4th event on May 25th 2018

Program

  1. Forgery and Impersonation Attacks against of LINE’s End-to-End Encryption Schemes (Kazuhiko Minematsu)
  2. Count-then-Permute: a Precision-free Alternative to Inversion Sampling (Kentarou Sasaki)
  3. Improved (Almost) Tightly-Secure Structure-Preserving Signatures (Miyako Ohkubo)

Abstracts

Forgery and Impersonation Attacks against of LINE’s End-to-End Encryption Schemes

Kazuhiko Minematsu (NEC)

LINE is a mobile messaging application quite popular in Japan and several other east Asian countries. In this talk, we study the security of LINE’s End-to-End Encryption (E2EE) schemes, called Letter Sealing, by investigating the specifications described in the whitepaper published by the developer (the LINE corporation). While the purpose of E2EE is a protection of users from the potentially malicious server operated by the service provider (a.k.a E2E adversary), we report multiple practical attacks against Letter Sealing allowing forgery and impersonation by a malicious user colluding with E2E adversary, or in some cases even without involving E2E adversary. Our analysis shows that LINE’s E2EE schemes do not satisfy the central security requirement for E2EE. We have informed our attacks to the developer, and they acknowledged those involving the E2E adversary.
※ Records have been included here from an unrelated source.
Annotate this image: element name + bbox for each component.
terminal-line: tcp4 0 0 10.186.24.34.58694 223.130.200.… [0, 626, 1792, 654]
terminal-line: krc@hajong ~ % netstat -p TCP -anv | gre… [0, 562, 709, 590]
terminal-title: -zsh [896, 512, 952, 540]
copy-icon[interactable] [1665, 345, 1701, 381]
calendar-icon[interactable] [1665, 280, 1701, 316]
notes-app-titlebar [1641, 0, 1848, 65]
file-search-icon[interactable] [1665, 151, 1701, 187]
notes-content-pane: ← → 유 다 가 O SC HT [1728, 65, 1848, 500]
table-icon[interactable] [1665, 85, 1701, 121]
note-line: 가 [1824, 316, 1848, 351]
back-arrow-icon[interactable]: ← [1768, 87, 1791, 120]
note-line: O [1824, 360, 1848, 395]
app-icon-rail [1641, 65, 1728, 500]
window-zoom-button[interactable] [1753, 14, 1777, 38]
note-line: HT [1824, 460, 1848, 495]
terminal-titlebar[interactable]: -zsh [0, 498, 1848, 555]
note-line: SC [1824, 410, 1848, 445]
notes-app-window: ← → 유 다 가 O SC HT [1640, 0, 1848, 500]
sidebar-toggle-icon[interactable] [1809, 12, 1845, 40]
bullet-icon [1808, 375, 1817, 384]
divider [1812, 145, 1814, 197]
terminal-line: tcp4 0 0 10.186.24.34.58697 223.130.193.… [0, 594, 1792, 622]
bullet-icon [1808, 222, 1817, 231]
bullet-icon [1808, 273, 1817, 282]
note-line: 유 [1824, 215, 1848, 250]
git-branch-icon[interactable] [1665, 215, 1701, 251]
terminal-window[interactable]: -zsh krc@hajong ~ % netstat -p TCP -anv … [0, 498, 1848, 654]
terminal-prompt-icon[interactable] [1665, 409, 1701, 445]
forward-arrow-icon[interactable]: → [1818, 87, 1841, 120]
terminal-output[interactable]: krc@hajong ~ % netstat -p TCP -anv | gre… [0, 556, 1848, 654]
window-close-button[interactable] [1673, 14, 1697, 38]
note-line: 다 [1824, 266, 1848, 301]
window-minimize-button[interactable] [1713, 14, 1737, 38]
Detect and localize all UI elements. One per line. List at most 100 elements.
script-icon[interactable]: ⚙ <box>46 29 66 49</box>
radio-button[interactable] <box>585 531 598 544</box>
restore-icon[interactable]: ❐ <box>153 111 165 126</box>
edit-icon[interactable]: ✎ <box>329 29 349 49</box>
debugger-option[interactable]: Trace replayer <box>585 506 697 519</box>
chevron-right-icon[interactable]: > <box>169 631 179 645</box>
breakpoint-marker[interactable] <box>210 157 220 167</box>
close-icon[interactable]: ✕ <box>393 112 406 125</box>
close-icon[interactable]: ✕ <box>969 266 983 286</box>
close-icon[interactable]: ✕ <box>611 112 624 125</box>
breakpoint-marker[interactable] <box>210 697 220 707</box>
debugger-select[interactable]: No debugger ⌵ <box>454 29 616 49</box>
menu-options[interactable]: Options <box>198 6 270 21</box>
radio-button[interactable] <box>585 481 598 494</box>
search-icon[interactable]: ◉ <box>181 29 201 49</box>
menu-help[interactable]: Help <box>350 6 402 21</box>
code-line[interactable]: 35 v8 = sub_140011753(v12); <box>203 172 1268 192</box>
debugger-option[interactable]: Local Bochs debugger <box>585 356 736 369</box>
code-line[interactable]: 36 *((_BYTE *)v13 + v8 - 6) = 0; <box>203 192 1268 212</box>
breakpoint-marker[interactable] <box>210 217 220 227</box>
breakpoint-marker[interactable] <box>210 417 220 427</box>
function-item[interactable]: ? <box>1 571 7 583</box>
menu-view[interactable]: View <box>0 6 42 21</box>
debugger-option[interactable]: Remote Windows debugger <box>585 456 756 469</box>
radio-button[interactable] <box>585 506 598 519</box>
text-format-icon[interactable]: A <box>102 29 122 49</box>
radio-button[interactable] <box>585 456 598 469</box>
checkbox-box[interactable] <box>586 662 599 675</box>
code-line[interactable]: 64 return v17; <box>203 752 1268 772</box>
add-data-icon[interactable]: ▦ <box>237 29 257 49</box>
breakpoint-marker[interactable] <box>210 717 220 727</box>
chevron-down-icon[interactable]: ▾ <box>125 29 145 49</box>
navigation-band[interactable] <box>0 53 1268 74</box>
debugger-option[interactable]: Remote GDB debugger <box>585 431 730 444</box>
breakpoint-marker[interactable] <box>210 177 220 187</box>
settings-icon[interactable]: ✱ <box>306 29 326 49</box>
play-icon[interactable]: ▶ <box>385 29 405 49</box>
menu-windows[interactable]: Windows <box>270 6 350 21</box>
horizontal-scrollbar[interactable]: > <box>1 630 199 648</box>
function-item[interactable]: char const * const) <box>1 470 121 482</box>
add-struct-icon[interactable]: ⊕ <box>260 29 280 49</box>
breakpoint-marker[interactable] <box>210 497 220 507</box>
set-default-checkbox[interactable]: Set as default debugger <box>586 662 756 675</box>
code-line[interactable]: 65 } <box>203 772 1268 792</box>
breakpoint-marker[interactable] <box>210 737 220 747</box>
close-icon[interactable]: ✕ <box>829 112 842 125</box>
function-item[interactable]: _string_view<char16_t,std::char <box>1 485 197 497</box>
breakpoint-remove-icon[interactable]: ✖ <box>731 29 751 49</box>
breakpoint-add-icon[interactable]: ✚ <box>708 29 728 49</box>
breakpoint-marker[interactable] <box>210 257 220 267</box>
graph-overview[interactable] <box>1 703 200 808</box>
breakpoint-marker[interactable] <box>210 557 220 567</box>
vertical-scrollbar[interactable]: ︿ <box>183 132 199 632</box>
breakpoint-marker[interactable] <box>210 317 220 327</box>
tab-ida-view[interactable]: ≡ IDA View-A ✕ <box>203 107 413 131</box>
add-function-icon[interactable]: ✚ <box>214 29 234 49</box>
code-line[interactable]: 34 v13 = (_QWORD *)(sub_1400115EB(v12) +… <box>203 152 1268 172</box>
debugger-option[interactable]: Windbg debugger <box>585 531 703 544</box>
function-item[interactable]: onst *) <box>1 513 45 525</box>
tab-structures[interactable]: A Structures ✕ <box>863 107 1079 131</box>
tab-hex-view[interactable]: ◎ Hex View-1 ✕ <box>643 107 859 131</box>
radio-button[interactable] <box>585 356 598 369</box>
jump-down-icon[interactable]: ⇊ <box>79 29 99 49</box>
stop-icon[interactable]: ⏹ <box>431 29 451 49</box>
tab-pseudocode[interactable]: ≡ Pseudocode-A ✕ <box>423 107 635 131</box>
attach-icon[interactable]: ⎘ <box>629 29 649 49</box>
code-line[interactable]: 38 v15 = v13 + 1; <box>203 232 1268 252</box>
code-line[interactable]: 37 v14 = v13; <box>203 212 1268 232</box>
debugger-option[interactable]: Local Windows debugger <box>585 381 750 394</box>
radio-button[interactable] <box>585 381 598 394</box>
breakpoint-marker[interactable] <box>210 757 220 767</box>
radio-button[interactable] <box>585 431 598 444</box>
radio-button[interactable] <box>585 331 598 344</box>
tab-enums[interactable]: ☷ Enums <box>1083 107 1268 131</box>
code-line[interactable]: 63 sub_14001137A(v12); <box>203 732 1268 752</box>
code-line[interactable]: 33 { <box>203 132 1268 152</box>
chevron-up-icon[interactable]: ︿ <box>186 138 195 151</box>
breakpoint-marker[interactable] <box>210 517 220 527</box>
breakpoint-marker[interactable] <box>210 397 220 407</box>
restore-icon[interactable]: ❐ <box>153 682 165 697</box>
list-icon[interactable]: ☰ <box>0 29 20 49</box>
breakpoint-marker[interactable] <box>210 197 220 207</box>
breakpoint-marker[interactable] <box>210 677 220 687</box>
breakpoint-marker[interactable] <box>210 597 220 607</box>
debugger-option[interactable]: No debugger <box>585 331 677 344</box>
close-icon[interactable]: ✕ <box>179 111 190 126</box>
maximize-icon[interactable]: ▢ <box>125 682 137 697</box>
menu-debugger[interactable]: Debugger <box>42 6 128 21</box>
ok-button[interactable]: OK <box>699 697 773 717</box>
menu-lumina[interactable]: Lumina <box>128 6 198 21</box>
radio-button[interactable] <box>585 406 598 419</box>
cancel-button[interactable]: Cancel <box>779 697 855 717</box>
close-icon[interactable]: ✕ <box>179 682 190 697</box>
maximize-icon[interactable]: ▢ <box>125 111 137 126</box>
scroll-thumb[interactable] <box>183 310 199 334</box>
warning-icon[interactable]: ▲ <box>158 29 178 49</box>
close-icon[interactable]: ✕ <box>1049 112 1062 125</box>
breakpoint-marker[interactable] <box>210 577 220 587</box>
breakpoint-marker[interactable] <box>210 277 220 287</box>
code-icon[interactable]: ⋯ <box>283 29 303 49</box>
Joint Work with Takanori Isobe

Count-then-Permute: a Precision-free Alternative to Inversion Sampling

Kentrou Sasaki (NEC)

The sampling from a discrete probability distribution is an old and basic problem in computer science and has various applications. The inversion sampling is one of the most popular methods for this purpose. One drawback of inversion sampling (and the most of others) is that it’s memory size and sampling speed depend on the required precision k. For cryptographic usage this can be problematic, because k can be quite high, e.g, 128 or 256 bits, or even more. For example, such situation occurs in the discrete Gaussian sampling in the lattice cryptography.

In this talk, we present a novel sampling method which we call counter-then-permute (CP) sampler. It is a generic sampler for arbitrary discrete distribution and has a unique feature that it’s time and memory for on-line sampling is completely precision-free but depends on the maximum number of samples we need, written as N . Therefore, it can be faster and require smaller memory than inversion sampling depending on the parameters, k and N. Our proposal consists of a novel use of a block cipher as an efficient, computationally-secure instantiation of uniform sampling with replacement, and the use of recent works on exact sublinear sampling for large binomial distributions. We also present implementations and experimental evaluations of our CP sampler, taking our target as discrete Gaussian distributions employed by the known lattice cryptographic schemes.

Joint Work with Kazuhiko Minematsu and Yuki Tanaka

Improved (Almost) Tightly-Secure Structure-Preserving Signatures

Miyako Ohkubo (NICT)

Structure Preserving Signatures (SPS) allow the signatures and the messages signed to be further encrypted while retaining the ability to be proven valid under zero-knowledge. In particular, SPS are tailored to have structure suitable for Groth-Sahai NIZK proofs. More precisely, the messages, signatures, and verification keys are required to be elements of groups that support efficient bilinear-pairings (bilinear groups), and the signature verification consists of just evaluating one or more bilinear-pairing product equations. Since Groth-Sahai NIZK proofs can (with zero-knowledge) prove the validity of such pairing product equations, it leads to interesting applications such as blind signatures, group signatures, traceable signatures, group encryption, and delegatable credential systems.

In this paper, we further improve on the SPS scheme of Abe, Hofheinz, Nishimaki, Ohkubo and Pan (CRYPTO 2017) while maintaining only an O(λ)-factor security reduction loss to the SXDH assumption. In particular, we compress the size of the signatures by almost 40%, and reduce the number of pairing-product equations in the verifier from fifteen to seven. Recall that structure preserving signatures are used in applications by encrypting the messages and/or the signatures, and hence these optimizations are further amplified as proving pairing-product equations in Groth-Sahai NIZK system is not frugal. While our scheme uses an important novel technique introduced by Hofheinz (EuroCrypt 2017), i.e. structure-preserving adaptive partitioning, our approach to building the signature scheme is different and this leads to the optimizations mentioned. Thus we make progress towards an open problem stated by Abe et al. (CRYPTO 2017) to design more compact SPS-es with smaller number of group elements.